The Anglo African Oil & Gas (LON:AAOG) Share Price Is Down 98% So Some Shareholders Are Very Salty
The art and science of stock market investing requires a tolerance for losing money on some of the shares you buy. But it's not unreasonable to try to avoid truly shocking capital losses. So spare a thought for the long term shareholders of Anglo African Oil & Gas plc (LON:AAOG); the share price is down a whopping 98% in the last twelve months. While some investors are willing to stomach this sort of loss, they are usually professionals who spread their bets thinly. Anglo African Oil & Gas hasn't been listed for long, so although we're wary of recent listings that perform poorly, it may still prove itself with time. Furthermore, it's down 91% in about a quarter. That's not much fun for holders.
While a drop like that is definitely a body blow, money isn't as important as health and happiness.
Check out our latest analysis for Anglo African Oil & Gas
We don't think Anglo African Oil & Gas's revenue of UK£200,649 is enough to establish significant demand. This state of affairs suggests that venture capitalists won't provide funds on attractive terms. So it seems that the investors focused more on what could be, than paying attention to the current revenues (or lack thereof). For example, they may be hoping that Anglo African Oil & Gas finds fossil fuels with an exploration program, before it runs out of money.
We think companies that have neither significant revenues nor profits are pretty high risk. There is usually a significant chance that they will need more money for business development, putting them at the mercy of capital markets. So the share price itself impacts the value of the shares (as it determines the cost of capital). While some such companies go on to make revenue, profits, and generate value, others get hyped up by hopeful naifs before eventually going bankrupt. Some Anglo African Oil & Gas investors have already had a taste of the bitterness stocks like this can leave in the mouth.

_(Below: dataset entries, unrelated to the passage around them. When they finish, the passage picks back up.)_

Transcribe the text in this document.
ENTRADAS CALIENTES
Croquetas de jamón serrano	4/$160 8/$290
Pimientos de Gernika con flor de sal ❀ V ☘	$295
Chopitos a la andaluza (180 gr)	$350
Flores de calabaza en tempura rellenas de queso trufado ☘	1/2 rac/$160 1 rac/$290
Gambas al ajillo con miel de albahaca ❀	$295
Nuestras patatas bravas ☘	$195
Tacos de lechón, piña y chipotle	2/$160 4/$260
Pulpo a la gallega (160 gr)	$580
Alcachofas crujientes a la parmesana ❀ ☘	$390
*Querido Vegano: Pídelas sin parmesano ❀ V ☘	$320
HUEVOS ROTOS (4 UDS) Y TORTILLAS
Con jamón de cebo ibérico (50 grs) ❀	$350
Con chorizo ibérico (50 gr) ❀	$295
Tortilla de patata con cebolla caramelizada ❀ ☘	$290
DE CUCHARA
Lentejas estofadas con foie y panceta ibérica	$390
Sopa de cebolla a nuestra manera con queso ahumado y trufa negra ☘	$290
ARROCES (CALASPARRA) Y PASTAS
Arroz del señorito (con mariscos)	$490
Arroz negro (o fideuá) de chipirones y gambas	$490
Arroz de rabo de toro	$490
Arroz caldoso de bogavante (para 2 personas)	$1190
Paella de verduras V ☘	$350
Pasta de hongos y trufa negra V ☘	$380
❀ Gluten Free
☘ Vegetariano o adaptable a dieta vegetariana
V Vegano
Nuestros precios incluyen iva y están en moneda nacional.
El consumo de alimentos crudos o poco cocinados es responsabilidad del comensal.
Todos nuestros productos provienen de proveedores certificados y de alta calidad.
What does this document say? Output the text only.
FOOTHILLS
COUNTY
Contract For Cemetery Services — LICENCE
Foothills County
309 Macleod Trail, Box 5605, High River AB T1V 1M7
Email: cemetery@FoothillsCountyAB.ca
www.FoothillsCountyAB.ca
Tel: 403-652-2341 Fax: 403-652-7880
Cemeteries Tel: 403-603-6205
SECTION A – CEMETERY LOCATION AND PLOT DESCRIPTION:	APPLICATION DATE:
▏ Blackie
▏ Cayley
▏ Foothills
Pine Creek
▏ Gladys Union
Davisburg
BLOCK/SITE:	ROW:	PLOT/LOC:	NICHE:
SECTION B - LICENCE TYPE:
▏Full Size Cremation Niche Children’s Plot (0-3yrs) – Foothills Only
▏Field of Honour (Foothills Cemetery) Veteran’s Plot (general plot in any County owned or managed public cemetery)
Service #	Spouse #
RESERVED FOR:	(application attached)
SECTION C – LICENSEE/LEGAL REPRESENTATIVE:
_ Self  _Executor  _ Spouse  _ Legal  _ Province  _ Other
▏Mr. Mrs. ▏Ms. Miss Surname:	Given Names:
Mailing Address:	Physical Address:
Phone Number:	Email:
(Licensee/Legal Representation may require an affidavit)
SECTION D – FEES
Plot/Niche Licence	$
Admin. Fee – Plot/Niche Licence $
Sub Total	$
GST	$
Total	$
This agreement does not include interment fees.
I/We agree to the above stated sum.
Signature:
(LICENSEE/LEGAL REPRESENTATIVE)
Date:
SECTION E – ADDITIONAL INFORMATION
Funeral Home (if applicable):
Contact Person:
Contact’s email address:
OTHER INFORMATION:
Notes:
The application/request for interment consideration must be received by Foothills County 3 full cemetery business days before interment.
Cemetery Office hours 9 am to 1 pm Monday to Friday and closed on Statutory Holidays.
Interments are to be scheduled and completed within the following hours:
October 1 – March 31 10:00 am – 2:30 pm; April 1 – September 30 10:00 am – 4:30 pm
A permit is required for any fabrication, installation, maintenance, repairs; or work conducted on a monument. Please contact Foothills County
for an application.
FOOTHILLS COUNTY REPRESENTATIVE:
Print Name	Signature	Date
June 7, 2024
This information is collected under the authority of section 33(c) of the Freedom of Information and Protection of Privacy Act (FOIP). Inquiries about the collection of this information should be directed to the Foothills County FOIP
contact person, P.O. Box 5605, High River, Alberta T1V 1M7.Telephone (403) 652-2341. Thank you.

Anglo African Oil & Gas had liabilities exceeding cash by UK£7.3m when it last reported in June 2019, according to our data. That makes it extremely high risk, in our view. But since the share price has dived -98% in the last year , it looks like some investors think it's time to abandon ship, so to speak. You can click on the image below to see (in greater detail) how Anglo African Oil & Gas's cash levels have changed over time. The image below shows how Anglo African Oil & Gas's balance sheet has changed over time; if you want to see the precise values, simply click on the image.
Of course, the truth is that it is hard to value companies without much revenue or profit. Would it bother you if insiders were selling the stock? I'd like that just about as much as I like to drink milk and fruit juice mixed together. It only takes a moment for you to check whether we have identified any insider sales recently.
A Different Perspective
Given that the market gained 12% in the last year, Anglo African Oil & Gas shareholders might be miffed that they lost 98%. However, keep in mind that even the best stocks will sometimes underperform the market over a twelve month period. With the stock down 91% over the last three months, the market doesn't seem to believe that the company has solved all its problems. Given the relatively short history of this stock, we'd remain pretty wary until we see some strong business performance. While it is well worth considering the different impacts that market conditions can have on the share price, there are other factors that are even more important. To that end, you should learn about the 7 warning signs we've spotted with Anglo African Oil & Gas (including 5 which is don't sit too well with us) .
If you like to buy stocks alongside management, then you might just love this free list of companies. (Hint: insiders have been buying them).
Please note, the market returns quoted in this article reflect the market weighted average returns of stocks that currently trade on GB exchanges.
If you spot an error that warrants correction, please contact the editor at editorial-team@simplywallst.com. This article by Simply Wall St is general in nature. It does not constitute a recommendation to buy or sell any stock, and does not take account of your objectives, or your financial situation. Simply Wall St has no position in the stocks mentioned.
We aim to bring you long-term focused research analysis driven by fundamental data. Note that our analysis may not factor in the latest price-sensitive company announcements or qualitative material. Thank you for reading.